Changes to the eligibility criteria for income-based student loan repayment plans may soon benefit millions of borrowers in the United States. The U.S. Department of Education announced that it will implement provisions from President Donald Trump‘s recent spending legislation, which removes the requirement of partial financial hardship for enrollment in these plans. This shift could open the door for borrowers who have previously been ineligible due to higher income-based payments or those enrolled in repayment plans that are being phased out.

The Department of Education stated that this change is expected to take effect by December 2025. Prior to this update, borrowers needed to prove they experienced partial financial hardship, which meant their monthly payment based on their income must be less than the amount required to pay off their full loan balance over a typical ten-year repayment period. The new guidelines will allow a greater number of borrowers to access income-based repayment (IBR) plans, which offer monthly payments tied to income levels and promise forgiveness after 20 or 25 years, depending on the loan’s origination date.

In light of these upcoming changes, the Department of Education advised that servicers will temporarily hold applications for IBR plans that would have otherwise been denied. The guidance encourages borrowers who were previously denied due to lack of partial financial hardship to reapply once the system changes are finalized. This approach aims to ensure that those who qualify receive the necessary relief without unnecessary delays.

The IBR plans have been under scrutiny recently, particularly following a lawsuit from the American Federation of Teachers. The lawsuit accused the Department of Education of failing to process applications efficiently. In response, the department committed to continuing the processing of forgiveness applications for borrowers who meet the necessary payment thresholds. Some borrowers have reported that their loan balances were successfully zeroed out upon reaching those thresholds.

Additionally, the Department of Education is working on further modifications to student loan repayment options as part of Trump’s spending legislation. These changes include replacing existing income-driven repayment plans with two new options and imposing new borrowing limits on graduate and professional loans.

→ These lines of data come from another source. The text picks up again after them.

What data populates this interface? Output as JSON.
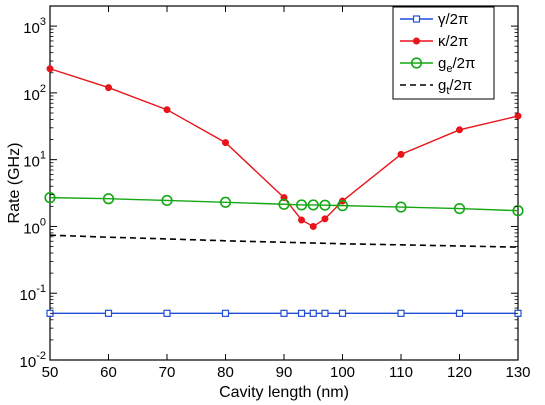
{
  "chart_data": {
    "type": "line",
    "title": "",
    "xlabel": "Cavity length (nm)",
    "ylabel": "Rate (GHz)",
    "xlim": [
      50,
      130
    ],
    "ylim": [
      0.01,
      2000
    ],
    "yscale": "log",
    "grid": false,
    "legend_position": "top-right",
    "x_ticks": [
      50,
      60,
      70,
      80,
      90,
      100,
      110,
      120,
      130
    ],
    "x_tick_labels": [
      "50",
      "60",
      "70",
      "80",
      "90",
      "100",
      "110",
      "120",
      "130"
    ],
    "y_ticks": [
      {
        "value": 0.01,
        "base": "10",
        "exp": "-2"
      },
      {
        "value": 0.1,
        "base": "10",
        "exp": "-1"
      },
      {
        "value": 1,
        "base": "10",
        "exp": "0"
      },
      {
        "value": 10,
        "base": "10",
        "exp": "1"
      },
      {
        "value": 100,
        "base": "10",
        "exp": "2"
      },
      {
        "value": 1000,
        "base": "10",
        "exp": "3"
      }
    ],
    "series": [
      {
        "name": "γ/2π",
        "color": "#1f4fd8",
        "marker": "square",
        "dash": "solid",
        "x": [
          50,
          60,
          70,
          80,
          90,
          93,
          95,
          97,
          100,
          110,
          120,
          130
        ],
        "y": [
          0.05,
          0.05,
          0.05,
          0.05,
          0.05,
          0.05,
          0.05,
          0.05,
          0.05,
          0.05,
          0.05,
          0.05
        ]
      },
      {
        "name": "κ/2π",
        "color": "#e8141b",
        "marker": "dot",
        "dash": "solid",
        "x": [
          50,
          60,
          70,
          80,
          90,
          93,
          95,
          97,
          100,
          110,
          120,
          130
        ],
        "y": [
          230,
          120,
          56,
          18,
          2.7,
          1.25,
          1.0,
          1.3,
          2.4,
          12,
          28,
          45
        ]
      },
      {
        "name": "g",
        "subscript": "e",
        "suffix": "/2π",
        "color": "#15a815",
        "marker": "circle",
        "dash": "solid",
        "x": [
          50,
          60,
          70,
          80,
          90,
          93,
          95,
          97,
          100,
          110,
          120,
          130
        ],
        "y": [
          2.7,
          2.6,
          2.45,
          2.3,
          2.15,
          2.1,
          2.1,
          2.08,
          2.05,
          1.95,
          1.85,
          1.72
        ]
      },
      {
        "name": "g",
        "subscript": "t",
        "suffix": "/2π",
        "color": "#000000",
        "marker": "none",
        "dash": "dashed",
        "x": [
          50,
          60,
          70,
          80,
          90,
          100,
          110,
          120,
          130
        ],
        "y": [
          0.74,
          0.69,
          0.65,
          0.61,
          0.58,
          0.55,
          0.53,
          0.51,
          0.49
        ]
      }
    ]
  }
}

The context of these developments is significant, as the Trump administration proceeds with plans to restructure the Department of Education. On November 18, 2023, the department announced the transfer of several programs, including childcare initiatives and international education services, to other federal agencies. While the announcement did not mention federal student aid explicitly, concerns have been raised regarding the potential implications of downsizing the department on student-loan borrowers.

In a recent statement, Senator Elizabeth Warren called for an investigation by the Office of the Inspector General into how the dismantling of the Department of Education may have compromised federal oversight of student loan servicers. Warren emphasized the importance of robust customer service for borrowers navigating the complexities of student loan repayment.

As the changes to income-based repayment plans come into effect, more borrowers may find themselves able to manage their student loan obligations more effectively. The Department of Education continues to navigate a challenging landscape as it implements these reforms while addressing the broader context of its restructuring efforts.